Claudia Goldin: "Karriere und Familie"

Weg mit der „gierigen Arbeit“

"Karriere und Politik" von Claudia Goldin
© Propyläen

Claudia Goldin

Aus dem Englischen von Marlene Fleißig, Rita Gravert, Sigrid Schmid und Caroline Weißbach

Karriere und Familie. Der jahrhundertelange Weg der Frauen zu mehr GleichberechtigungPropyläen, Berlin 2024

400 Seiten

28,00 Euro

Von Katharina Teutsch |
Die US-amerikanische Wirtschaftswissenschaftlerin Claudia Goldin sieht die Einkommenslücke zwischen den Geschlechtern als Resultat einer Karrierelücke bei den Frauen - und weiß auch, was man dagegen tun könnte.
Der Wirtschaftswissenschaftlerin und Nobelpreisträgerin Claudia Goldin geht es darum, die Gerechtigkeitslücke zwischen männlichen und weiblichen Erwerbsbiografien über Generationen hinweg zu beleuchten. Ihre Studie beginnt mit dem Geburtsjahrgang 1878 und endet mit jenem von 1958.

Schwangerschaften als Kündigungsgrund

Noch bis in die 1940er-Jahre war in den USA die Beschäftigung verheirateter Frauen durch allerlei Gesetze und Unternehmensgrundsätze eingeschränkt. Schwangerschaften wurden später zum Einstellungshindernis oder gar zum Kündigungsgrund. Unternehmen schlossen die Einstellung von Frauen mit kleinen Kindern kategorisch aus. Das führte dazu, dass die Pionierinnen der akademischen Karriere, auf die Goldin sich konzentriert, oft ein Leben lang unverheiratet blieben und auf Familie verzichteten.
Schon die nächsten Jahrgänge versuchten, Job und Familie zu entzerren, indem sie den Zeitpunkt für beides durch späte Heirat und/oder Geburtenkontrolle auseinanderzogen. Die letzte von Goldin untersuchte Gruppe möchte Karriere und Familie wieder vereinen. Hier stehen wir heute.

Debatten über Karriere und Familie

Die Feministin Betty Friednan schrieb Anfang der 1960er-Jahre, das Phänomen der frustrierten Ehefrau sei ein „Problem ohne Namen“. Das hat sich inzwischen gründlich geändert. Denn über Karriere und Familie wird breitenwirksam diskutiert. Der Lockdown hat weltweit gezeigt, wie sehr Frauen noch immer zwischen Sorgepflichten, Selbstwirksamkeit und ökonomischem Druck zerrieben werden.
Der Gender Pay Gap, so Goldin, habe sich in den vergangenen Jahrzehnten zwar kontinuierlich verringert. Viele Frauen hätten heute sehr ähnliche Möglichkeiten wie Männer, träfen aber andere Entscheidungen, durch die anfänglich ein leichtes Einkommensgefälle entstehe. Das Übel unserer Geschlechterdifferenzen sei somit das ubiquitäre Konzept der „gierigen Arbeit“ („greedy work“): Die bestbezahlte Arbeit ist immer jene, die den Arbeitnehmer vereinnahmt.

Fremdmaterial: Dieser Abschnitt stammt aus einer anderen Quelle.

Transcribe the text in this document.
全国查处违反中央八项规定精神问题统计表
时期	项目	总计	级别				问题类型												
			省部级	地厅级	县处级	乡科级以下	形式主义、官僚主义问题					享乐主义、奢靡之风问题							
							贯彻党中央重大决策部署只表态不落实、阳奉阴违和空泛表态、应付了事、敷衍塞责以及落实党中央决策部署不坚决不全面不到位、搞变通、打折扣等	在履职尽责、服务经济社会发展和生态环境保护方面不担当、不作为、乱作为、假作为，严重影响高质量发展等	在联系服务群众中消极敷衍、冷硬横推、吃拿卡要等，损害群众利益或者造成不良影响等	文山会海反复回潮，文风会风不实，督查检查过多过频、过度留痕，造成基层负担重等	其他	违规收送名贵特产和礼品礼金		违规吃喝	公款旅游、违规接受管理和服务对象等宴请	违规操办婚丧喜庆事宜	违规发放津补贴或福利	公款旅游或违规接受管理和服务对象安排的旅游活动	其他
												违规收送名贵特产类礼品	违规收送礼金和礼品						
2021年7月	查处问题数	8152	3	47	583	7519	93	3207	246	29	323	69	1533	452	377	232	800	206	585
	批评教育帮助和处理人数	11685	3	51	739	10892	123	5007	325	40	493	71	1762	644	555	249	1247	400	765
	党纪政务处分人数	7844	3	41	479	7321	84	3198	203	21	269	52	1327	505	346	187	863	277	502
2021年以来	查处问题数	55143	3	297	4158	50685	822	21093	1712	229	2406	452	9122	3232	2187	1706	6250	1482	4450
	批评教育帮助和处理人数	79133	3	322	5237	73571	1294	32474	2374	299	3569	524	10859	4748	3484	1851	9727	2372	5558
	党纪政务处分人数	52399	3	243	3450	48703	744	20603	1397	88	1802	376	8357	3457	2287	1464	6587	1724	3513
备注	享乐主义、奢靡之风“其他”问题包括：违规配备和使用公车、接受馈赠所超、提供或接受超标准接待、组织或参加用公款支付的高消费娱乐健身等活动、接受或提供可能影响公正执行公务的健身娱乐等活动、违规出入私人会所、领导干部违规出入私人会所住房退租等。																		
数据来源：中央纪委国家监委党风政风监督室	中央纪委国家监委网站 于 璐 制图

Das Kind fällt von der Schaukel

Fehlen bei wichtigen Meetings, Präsentationen oder Dienstreisen – das alles ist in bestimmten Positionen schlicht unmöglich. Da aber jemand auf Abruf da sein muss, falls das Kind im Kindergarten von der Schaukel fällt, entscheiden die meisten Paare intuitiv, dass Mütter eher die flexibleren, weniger „gierigen“ Jobs annehmen.
„Die Einkommenslücke zwischen den Geschlechtern ist das Resultat einer Karrierelücke, die wiederum die Grundlage für die Ungleichheit in Paarbeziehungen ist“, schreibt Goldin. Wer die Einkommenslücke also überwinden will, muss nicht für noch härtere Arbeitsbedingungen jetzt auch für Frauen kämpfen, sondern das Gratifizierungssystem der „gierigen Arbeit“ abschaffen.

Wir brauchen ein anderes Arbeitsdesign

Goldins Buch liest sich jenseits des gegenwartsanalytischen Teils recht trocken. Viel Statistik deckt auf, was wir schon lange wissen: Die Emanzipation der Frauen ist ohne die Emanzipation der Männer nicht zu denken. Und da die Wirtschaftswelt eine von Männern für Männer geschaffene ist, wird erst ein anderes Arbeitsdesign die Gleichheit der Geschlechter bringen. Diese meint die Freiheit, alles wählen zu können, was ein Leben lebenswert macht.